Te zdjęcia były konieczne

Data publikacji: 20 marca 2014
Herb Powiatu Tarnogórskiego

Spalone miasto, spalone autobusy, a na jednym z nich ustawione żółto – niebieskie pianino. I piękna dziewczyna grająca patriotyczne pieśni. To tylko jeden z wielu poruszających obrazów uwiecznionych przez Jakuba Szymczuka podczas walk na kijowskim Majdanie. Jakub Szymczuk, fotoreporter „Gościa Niedzielnego”, autor wstrząsających zdjęć z oblężonego Majdanu, był gościem Klubu „Pochwała inteligencji na Górnym Śląsku”. Spotkanie zatytułowane „Fotografowałem śmierć” odbyło się 19 marca w Centrum Kultury Śląskiej. Poprowadził je, tradycyjnie już, Kamil Łysik.


Spalone miasto, spalone autobusy, a na jednym z nich ustawione żółto – niebieskie pianino.

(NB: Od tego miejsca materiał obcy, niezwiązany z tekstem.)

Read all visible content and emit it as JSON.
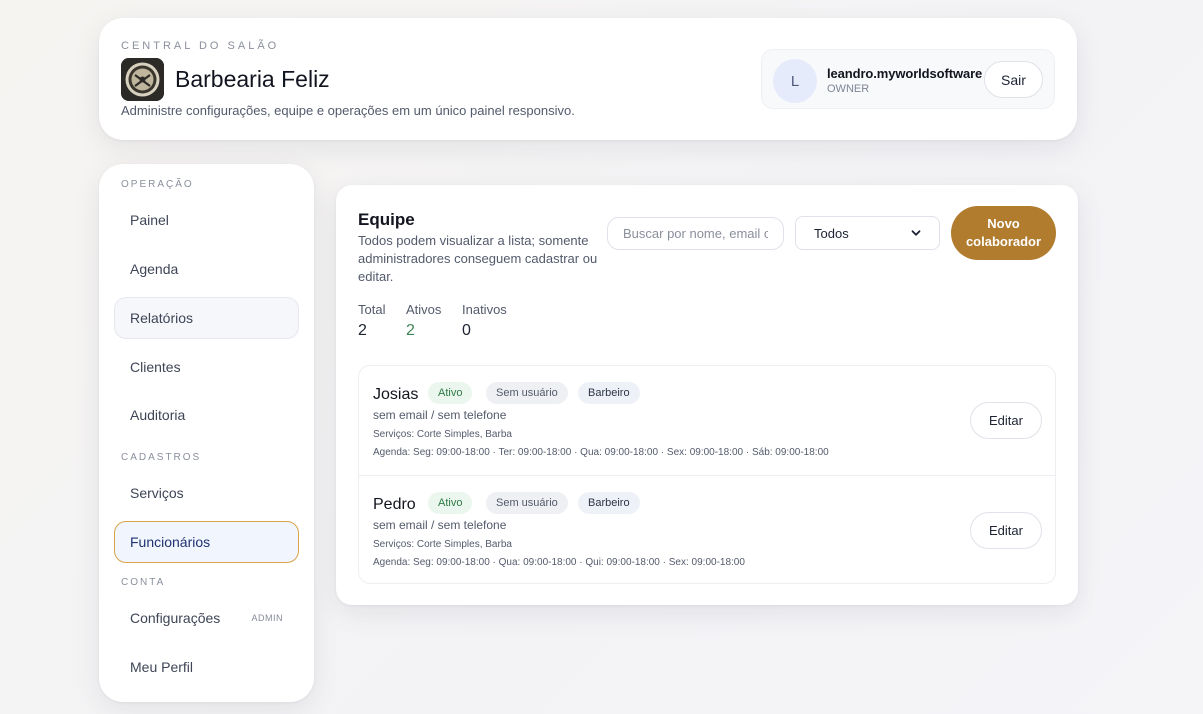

I piękna dziewczyna grająca patriotyczne pieśni. To tylko jeden z wielu poruszających obrazów uwiecznionych przez Jakuba Szymczuka podczas walk na kijowskim Majdanie. Jakub Szymczuk, fotoreporter „Gościa Niedzielnego”, autor wstrząsających zdjęć z oblężonego Majdanu, był gościem Klubu „Pochwała inteligencji na Górnym Śląsku”. Spotkanie zatytułowane „Fotografowałem śmierć” odbyło się 19 marca w Centrum Kultury Śląskiej. Poprowadził je, tradycyjnie już, Kamil Łysik.

Fotografie Szymczuka pokazują codzienność oblężonego Majdanu, sadź spalonych opon, ofiary, śmierć, płacz, ale też nadzieję, babuszki spieszące na pomoc walczącym z ciepłym posiłkiem czy ową dziewczynę grającą pośród zgliszczy na pianinie.

Śmierć powinna być pokazana w szerszym kontekście. To starałem się zrobić. Te zdjęcia były konieczne, potrzebne samym walczącym, oni wiedzieli, że tylko zagraniczni dziennikarze mogą sprawić, że świat pozna cała prawdę o tym, co dzieje się ma Majdanie. To był mój obowiązek – mówił fotoreporter. – Nie jestem fotoreporterem wojennym, ale Ukraina jest dla mnie ważna, gdyby była taka potrzeba pojechałbym raz jeszcze.

Majdan w opinii fotoreportera był miejscem niezwykłym, swoistym miastem w mieście. – Kijów normalnie żył, ludzie spędzali czas w kawiarniach, odprowadzali dzieci do szkoły, robili zakupy. Kilkadziesiąt metrów dalej ludzie ginęli od kul snajperów – wspomina.

Kim byli uwiecznieni na fotografiach ludzie Majdanu? – To zarówno osoby przyjezdne z terenów wiejskich – prości ludzie, jak i doskonale władający obcymi językami studenci, walczący o perspektywy, o możliwość swobodnego wyjeżdżania do krajów Unii Europejskiej.

Na Majdanie zostałem przyjęty niezwykle przyjaźnie, zresztą jak wszyscy zagraniczni dziennikarze. Ci, którzy wiedzieli, że jestem Polakiem, wykrzykiwali „Jeszcze Polska nie zginęła” – opowiadał Szymczuk. – Określenie, że to była rewolucja pod flagami Bandery to według mnie przekłamanie. Tam tworzyła się nowa ukraińska tożsamość, a wszystko podyktowane było po prostu sprzeciwem wobec polityki Janukowycza i Rosji.